Most modern short stories end with either an epiphany or a twist. “Bech Presides” belongs to the latter type, and the fact that you can see the twist coming from miles away doesn’t diminish the pleasure of the text, again because of the sentence-to-sentence quality of the writing. The year is 1990 and Bech, back in the Manhattan he loves and loathes, is sixty-nine. He is persuaded by a young editor intriguingly called Martina O’Reilly to contribute a tribute to the seventieth-birthday Festschrift of his old literary acquaintance and rival, Izzy Thornbush.

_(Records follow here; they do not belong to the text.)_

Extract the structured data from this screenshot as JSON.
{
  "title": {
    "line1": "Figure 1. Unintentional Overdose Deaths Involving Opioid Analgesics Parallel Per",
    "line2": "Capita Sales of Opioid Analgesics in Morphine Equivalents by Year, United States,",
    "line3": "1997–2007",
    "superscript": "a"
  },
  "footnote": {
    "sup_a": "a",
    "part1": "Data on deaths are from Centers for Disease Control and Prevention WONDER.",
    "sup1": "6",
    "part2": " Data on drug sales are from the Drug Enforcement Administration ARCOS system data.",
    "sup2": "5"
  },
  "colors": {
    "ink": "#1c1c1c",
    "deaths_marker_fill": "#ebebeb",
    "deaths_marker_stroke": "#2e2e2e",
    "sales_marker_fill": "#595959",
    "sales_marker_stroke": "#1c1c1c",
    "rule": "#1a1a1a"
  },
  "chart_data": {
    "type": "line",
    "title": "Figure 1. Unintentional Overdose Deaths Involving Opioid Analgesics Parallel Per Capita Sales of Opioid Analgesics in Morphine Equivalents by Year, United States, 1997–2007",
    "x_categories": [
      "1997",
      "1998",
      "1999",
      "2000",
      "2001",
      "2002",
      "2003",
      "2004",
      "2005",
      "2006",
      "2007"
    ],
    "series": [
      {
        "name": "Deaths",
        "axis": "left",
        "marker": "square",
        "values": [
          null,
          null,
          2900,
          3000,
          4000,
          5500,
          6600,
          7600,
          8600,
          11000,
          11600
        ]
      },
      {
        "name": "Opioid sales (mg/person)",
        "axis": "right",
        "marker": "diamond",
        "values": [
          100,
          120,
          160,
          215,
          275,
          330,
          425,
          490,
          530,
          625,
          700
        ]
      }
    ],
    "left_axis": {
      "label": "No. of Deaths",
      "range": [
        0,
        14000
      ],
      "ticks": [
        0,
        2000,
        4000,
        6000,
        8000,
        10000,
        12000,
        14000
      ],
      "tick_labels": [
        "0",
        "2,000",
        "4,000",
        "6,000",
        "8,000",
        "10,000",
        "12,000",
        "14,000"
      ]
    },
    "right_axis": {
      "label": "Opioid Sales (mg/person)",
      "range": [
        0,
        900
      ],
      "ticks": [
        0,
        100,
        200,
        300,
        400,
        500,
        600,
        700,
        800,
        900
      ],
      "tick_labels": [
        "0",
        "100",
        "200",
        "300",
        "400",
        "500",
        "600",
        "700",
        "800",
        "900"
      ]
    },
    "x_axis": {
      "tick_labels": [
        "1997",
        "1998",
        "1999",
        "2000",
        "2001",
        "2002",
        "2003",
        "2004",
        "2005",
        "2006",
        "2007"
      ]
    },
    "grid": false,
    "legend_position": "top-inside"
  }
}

The two writers’ reputations have seesawed over the years, but perhaps at this juncture Izzy, the author of great sprawling flawed epics, has a slightly higher profile than Henry, whose most characteristic work aspires to the exquisite condensation of a haiku—or so Izzy’s dishy wife Pamela tells Bech, not entirely to his pleasure, while he is looking covetously down the front of her dress.
At a party to launch the Festschrift, Izzy urges Bech to accept the presidency of a privately endowed academy called the Forty to which they both belong, and in his anxiety to leave the party at precisely the same moment as Martina O’Reilly and lure her to his loft apartment in SoHo (a tactic which succeeds), Bech hurriedly agrees to the proposal. Founded to enshrine “the dignity, the integrity, the saintly devotion that had once attached to the concept of the arts in the American republic,” and housed in one of the last neoclassical brick-fronted mansions in midtown Manhattan, the Forty has become something of a dodo in the brutal, restless climate of postmodern culture. Its aging members meet at long intervals to consume a dinner, deplore the corruption of modern taste, and elect new members, as
old ones die off, to make up the statutory total of forty. But even this task seems increasingly beyond them, so reluctant are they to acknowledge any merit in artists younger than themselves.
Bech rather enjoys the majesty of office, sitting at a desk as big as the deck of an aircraft carrier under the glass dome of the solarium, with a devoted secretariat of civilized, celibate ladies at his command, but he becomes increasingly exasperated at the members’ inability to nominate any new members even though the society’s continuing existence is in jeopardy. Updike takes liberties with real people, some of them living, in his amusing account of these discussions. “The name of William Gaddis, put forward by Thornbush, was batted aside with the phrase ‘high-brow gibberish’ . . . and that of Jasper Johns met unenthusiasm in Seidensticker’s summation of ‘Pop tricks and figurative doodles.’” Toni Morrison may be surprised and not altogether enchanted to read here that her nomination was withdrawn because the proposer forgot she was already a member.
Izzy springs a surprise motion to wind up the organization and distribute its assets among the members, which is passed by a narrow majority. Since the Forty occupies a prime mid-Manhattan site, quickly snapped up by a buyer, the spoils are considerable, but are immediately contested by the family legatees of the founder. It seems that most of the proceeds will probably be swallowed up in legal fees, and the members’ greed justly punished thereby; but Izzy proves to have an indirect interest in the deal. Bech belatedly realises that he has been used, but is consoled by the prospect of receiving a cut himself, glimpsed in a final improvised haiku: “After a lifetime / of dwelling among fine shades / a payoff at last”.